Un territorio olvidado que hoy busca renacer
Durante décadas, Tierra Colorada permaneció fuera de los planes oficiales, pese a contar con amplias playas, paisajes vírgenes y un ecosistema que ha resistido el paso del tiempo gracias al cuidado de la propia comunidad. Habitantes señalan que esta falta de atención generó rezagos en servicios básicos y limitó el potencial turístico de la zona.

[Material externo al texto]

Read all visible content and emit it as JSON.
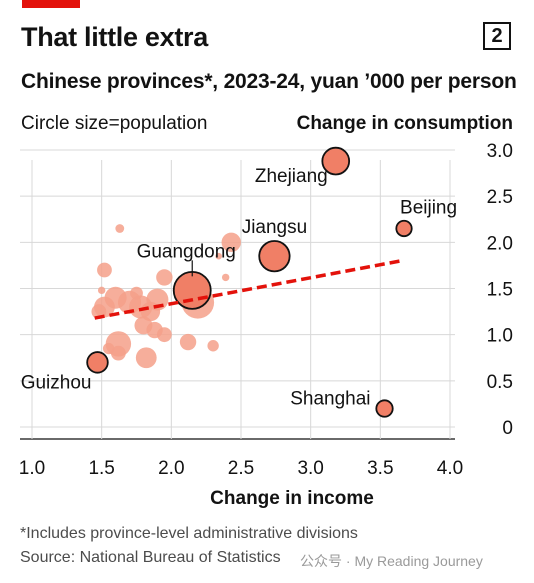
{
  "header": {
    "title": "That little extra",
    "badge": "2",
    "subtitle": "Chinese provinces*, 2023-24, yuan ’000 per person",
    "size_note": "Circle size=population"
  },
  "footer": {
    "footnote": "*Includes province-level administrative divisions",
    "source": "Source: National Bureau of Statistics",
    "watermark": "公众号 · My Reading Journey"
  },
  "colors": {
    "bubble": "#f4a08a",
    "bubble_dark": "#f07f66",
    "trend": "#e3120b",
    "grid": "#d8d8d8",
    "accent": "#e3120b"
  },
  "chart_data": {
    "type": "scatter",
    "title": "That little extra",
    "subtitle": "Chinese provinces*, 2023-24, yuan ’000 per person",
    "xlabel": "Change in income",
    "ylabel": "Change in consumption",
    "xlim": [
      1.0,
      4.0
    ],
    "ylim": [
      0,
      3.0
    ],
    "x_ticks": [
      "1.0",
      "1.5",
      "2.0",
      "2.5",
      "3.0",
      "3.5",
      "4.0"
    ],
    "y_ticks": [
      "0",
      "0.5",
      "1.0",
      "1.5",
      "2.0",
      "2.5",
      "3.0"
    ],
    "size_encoding": "population",
    "grid": true,
    "trendline": {
      "x": [
        1.45,
        3.65
      ],
      "y": [
        1.18,
        1.8
      ],
      "style": "dashed"
    },
    "points": [
      {
        "label": "Zhejiang",
        "x": 3.18,
        "y": 2.88,
        "size": 6.6,
        "outlined": true
      },
      {
        "label": "Beijing",
        "x": 3.67,
        "y": 2.15,
        "size": 2.2,
        "outlined": true
      },
      {
        "label": "Jiangsu",
        "x": 2.74,
        "y": 1.85,
        "size": 8.5,
        "outlined": true
      },
      {
        "label": "Guangdong",
        "x": 2.15,
        "y": 1.48,
        "size": 12.7,
        "outlined": true
      },
      {
        "label": "Guizhou",
        "x": 1.47,
        "y": 0.7,
        "size": 3.9,
        "outlined": true
      },
      {
        "label": "Shanghai",
        "x": 3.53,
        "y": 0.2,
        "size": 2.5,
        "outlined": true
      },
      {
        "label": "",
        "x": 2.19,
        "y": 1.35,
        "size": 9.8,
        "outlined": false
      },
      {
        "label": "",
        "x": 1.63,
        "y": 2.15,
        "size": 0.7,
        "outlined": false
      },
      {
        "label": "",
        "x": 2.43,
        "y": 2.0,
        "size": 3.5,
        "outlined": false
      },
      {
        "label": "",
        "x": 2.39,
        "y": 1.62,
        "size": 0.5,
        "outlined": false
      },
      {
        "label": "",
        "x": 2.34,
        "y": 1.85,
        "size": 0.4,
        "outlined": false
      },
      {
        "label": "",
        "x": 1.95,
        "y": 1.62,
        "size": 2.5,
        "outlined": false
      },
      {
        "label": "",
        "x": 1.52,
        "y": 1.7,
        "size": 2.0,
        "outlined": false
      },
      {
        "label": "",
        "x": 1.5,
        "y": 1.48,
        "size": 0.5,
        "outlined": false
      },
      {
        "label": "",
        "x": 1.48,
        "y": 1.25,
        "size": 2.0,
        "outlined": false
      },
      {
        "label": "",
        "x": 1.52,
        "y": 1.3,
        "size": 4.0,
        "outlined": false
      },
      {
        "label": "",
        "x": 1.6,
        "y": 1.4,
        "size": 4.5,
        "outlined": false
      },
      {
        "label": "",
        "x": 1.7,
        "y": 1.35,
        "size": 5.0,
        "outlined": false
      },
      {
        "label": "",
        "x": 1.78,
        "y": 1.3,
        "size": 5.0,
        "outlined": false
      },
      {
        "label": "",
        "x": 1.85,
        "y": 1.25,
        "size": 3.5,
        "outlined": false
      },
      {
        "label": "",
        "x": 1.9,
        "y": 1.38,
        "size": 4.5,
        "outlined": false
      },
      {
        "label": "",
        "x": 1.8,
        "y": 1.1,
        "size": 3.0,
        "outlined": false
      },
      {
        "label": "",
        "x": 1.88,
        "y": 1.05,
        "size": 2.5,
        "outlined": false
      },
      {
        "label": "",
        "x": 1.95,
        "y": 1.0,
        "size": 2.0,
        "outlined": false
      },
      {
        "label": "",
        "x": 1.62,
        "y": 0.9,
        "size": 6.0,
        "outlined": false
      },
      {
        "label": "",
        "x": 1.55,
        "y": 0.85,
        "size": 1.2,
        "outlined": false
      },
      {
        "label": "",
        "x": 1.62,
        "y": 0.8,
        "size": 2.0,
        "outlined": false
      },
      {
        "label": "",
        "x": 1.82,
        "y": 0.75,
        "size": 4.0,
        "outlined": false
      },
      {
        "label": "",
        "x": 2.12,
        "y": 0.92,
        "size": 2.5,
        "outlined": false
      },
      {
        "label": "",
        "x": 2.3,
        "y": 0.88,
        "size": 1.2,
        "outlined": false
      },
      {
        "label": "",
        "x": 1.75,
        "y": 1.45,
        "size": 1.5,
        "outlined": false
      }
    ]
  }
}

Sin embargo, autoridades locales y representantes comunitarios coinciden en que existe una nueva oportunidad para integrar a Tierra Colorada en la agenda de desarrollo de Cuajinicuilapa. “Este lugar siempre tuvo todo para crecer; lo que faltaba era el acompañamiento”, compartió un poblador que participó en las reuniones recientes.
Playas vírgenes y riqueza cultural de Tierra Colorada
La zona destaca por su arena clara, corrientes marinas limpias y vegetación que se mantiene prácticamente intacta. Son características poco comunes en la región, donde el turismo masivo ha transformado otros puntos de la costa.
Además de su belleza natural, Tierra Colorada es un espacio donde convergen tradiciones afromexicanas, amuzgas y mixtecas que continúan vivas en la vida cotidiana. Su gastronomía, su música y sus festividades son parte del patrimonio cultural que distingue a Cuajinicuilapa dentro de Guerrero.
Este equilibrio entre naturaleza y cultura ha despertado el interés de visitantes y organizaciones que ven en la comunidad un ejemplo para fortalecer el turismo sostenible.
Turismo responsable con participación comunitaria
Los primeros planteamientos para impulsar el turismo en Tierra Colorada parten de una premisa clara: el desarrollo debe nacer desde la comunidad. Las propuestas locales incluyen rutas ecológicas, senderos para observar flora y fauna, espacios de descanso, promoción de platillos tradicionales y modelos de hospedaje que respeten la vida del pueblo.
“El turismo puede ser una oportunidad, pero tiene que llegar con respeto a la naturaleza y a la gente”, coincidieron varias personas en el diálogo comunitario. La idea es avanzar sin repetir errores de otros destinos donde el crecimiento desordenado desplazó a la población o afectó los ecosistemas.
Autoridades municipales reconocieron el potencial de Tierra Colorada y señalaron que se busca gestionar proyectos para mejorar servicios básicos, accesos y condiciones que permitan recibir visitantes sin alterar el entorno.
Proyección turística para Cuajinicuilapa y la Costa Chica
Impulsar a Tierra Colorada como destino turístico beneficiaría no solo a la comunidad, sino a toda la región. Generaría ingresos, fortalecería la identidad local y abriría alternativas para jóvenes y familias que buscan opciones de empleo sin migrar.
Además, posicionaría a Cuajinicuilapa como un municipio clave dentro de los circuitos turísticos de Guerrero, especialmente para quienes buscan naturaleza, cultura viva y experiencias auténticas lejos del turismo convencional.
Habitantes y autoridades confían en que, con seguimiento institucional, este proyecto logrará consolidarse y convertirse en un ejemplo de turismo comunitario en la Costa Chica.
Tierra Colorada avanza con paso firme hacia un modelo de turismo responsable que coloca en el centro la identidad, la naturaleza y la organización comunitaria. Si logra concretarse, será no solo un destino emergente, sino un orgullo para Cuajinicuilapa y para todo Guerrero.